As empresas podem ou não demitir por justa causa quem não quiser se vacinar?
Por Marcus Vinícius Suruagy Amaral Borges (*)
A Portaria nº 620 do Ministério do Trabalho e Previdência (“MTE”), publicada no início deste mês e que visa coibir atitudes discriminatórias de empregadores a seus empregados, seja no ato da contratação, demissão ou durante a vigência do contrato de trabalho, traz insegurança às empresas. Neste momento, é preciso evitar demitir por justa causa em razão de não vacinação de covid-19, ao menos enquanto não houver mais esclarecimento.
Na fase de contratação, a portaria visa proibir a exigência ao empregado pelo empregador de “(…) quaisquer documentos discriminatórios ou obstativos para a contratação, especialmente comprovante de vacinação, certidão negativa de reclamatória trabalhista, teste, exame, perícia, laudo, atestado ou declaração relativos à esterilização ou a estado de gravidez” (Artigo 1º).
Já durante o contrato de trabalho, a norma estabelece que os empregadores poderão oferecer aos seus trabalhadores a testagem periódica de Covid-19, “(…) ficando os trabalhadores, neste caso, obrigados à realização de testagem ou a apresentação de cartão de vacinação” (Artigo 3º).
Ainda foi imputado ao empregador o dever de “(…) estabelecer e divulgar orientações ou protocolos com a indicação das medidas necessárias para prevenção, controle e mitigação dos riscos de transmissão da COVID-19 nos ambientes de trabalho, incluindo a respeito da política nacional de vacinação e promoção dos efeitos da vacinação para redução do contágio da COVID-19”.
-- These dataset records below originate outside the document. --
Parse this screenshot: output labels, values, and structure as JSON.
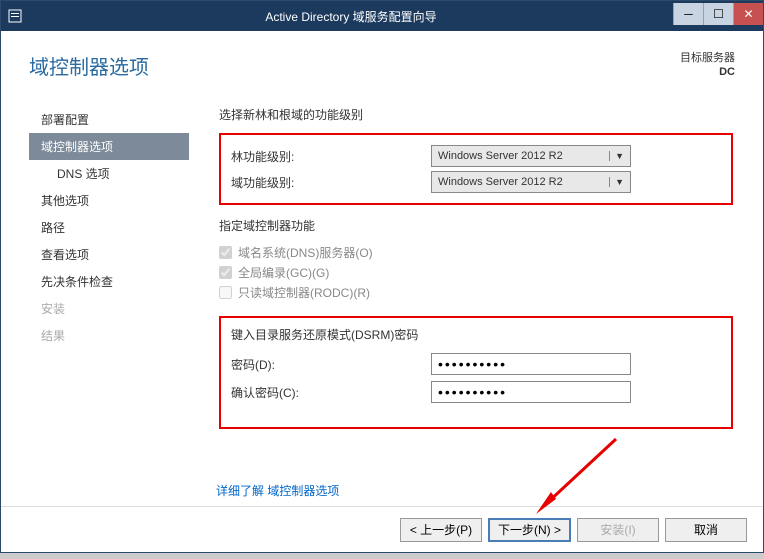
{
  "titlebar": {
    "title": "Active Directory 域服务配置向导"
  },
  "header": {
    "title": "域控制器选项",
    "target_label": "目标服务器",
    "target_value": "DC"
  },
  "nav": {
    "items": [
      {
        "label": "部署配置",
        "active": false
      },
      {
        "label": "域控制器选项",
        "active": true
      },
      {
        "label": "DNS 选项",
        "sub": true
      },
      {
        "label": "其他选项"
      },
      {
        "label": "路径"
      },
      {
        "label": "查看选项"
      },
      {
        "label": "先决条件检查"
      },
      {
        "label": "安装",
        "disabled": true
      },
      {
        "label": "结果",
        "disabled": true
      }
    ]
  },
  "main": {
    "section1_title": "选择新林和根域的功能级别",
    "forest_label": "林功能级别:",
    "forest_value": "Windows Server 2012 R2",
    "domain_label": "域功能级别:",
    "domain_value": "Windows Server 2012 R2",
    "section2_title": "指定域控制器功能",
    "cb_dns": "域名系统(DNS)服务器(O)",
    "cb_gc": "全局编录(GC)(G)",
    "cb_rodc": "只读域控制器(RODC)(R)",
    "section3_title": "键入目录服务还原模式(DSRM)密码",
    "pwd_label": "密码(D):",
    "pwd_value": "●●●●●●●●●●",
    "pwd2_label": "确认密码(C):",
    "pwd2_value": "●●●●●●●●●●",
    "link_more": "详细了解 域控制器选项"
  },
  "footer": {
    "prev": "< 上一步(P)",
    "next": "下一步(N) >",
    "install": "安装(I)",
    "cancel": "取消"
  }
}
No que se refere ao encerramento do contrato de trabalho, a portaria, fazendo menção a Lei nº 9.029/95, estabelece que além do direito à reparação pelo dano moral, faculta ao empregado optar entre a reintegração (com ressarcimento integral de todo o período de afastamento) ou a percepção, em dobro, da remuneração do período de afastamento, em caso de demissão por ato discriminatório, inclusive a exigência de vacinação.
A portaria, tema central do presente artigo, foi editada em sentido contrário ao que vinha se posicionando o Judiciário, como por exemplo, a decisão proferida pela 13ª Turma do TRT/SP, no processo 1000122-24.2021.5.02.0472, a qual manteve a demissão por justa causa de uma auxiliar de limpeza que trabalhava em um hospital e não se vacinou por opção.
Nesse mesmo sentido, o Ministério Público do Trabalho possui o entendimento que é aplicável a demissão por justa causa (art. 482 da CLT) de empregados que optarem por não se vacinar. Importante destacar que até o presente momento não houve pronunciamento do TST sobre o assunto. Por outro lado, o TST passará a exigir a vacinação para entrada na e circulação na Corte (GP.GVP.CGJT 279/2021).
Por meio de duas ADIs (6586 e 6587) e um recurso extraordinário (ARE 1.267.879), o STF analisou a constitucionalidade sobre a vacinação contra a covid-19, havendo um entendimento unânime de que “o direito à saúde coletiva deve prevalecer sobre a liberdade de consciência e de convicção filosófica. Considerou-se ilegítimo, em nome de um direito individual, comprometer o direito da coletividade”.
Nada obstante, certamente haverá uma discussão acerca da constitucionalidade da Portaria nº 620 do MTE e o fato de possivelmente ter havido uma usurpação de competência.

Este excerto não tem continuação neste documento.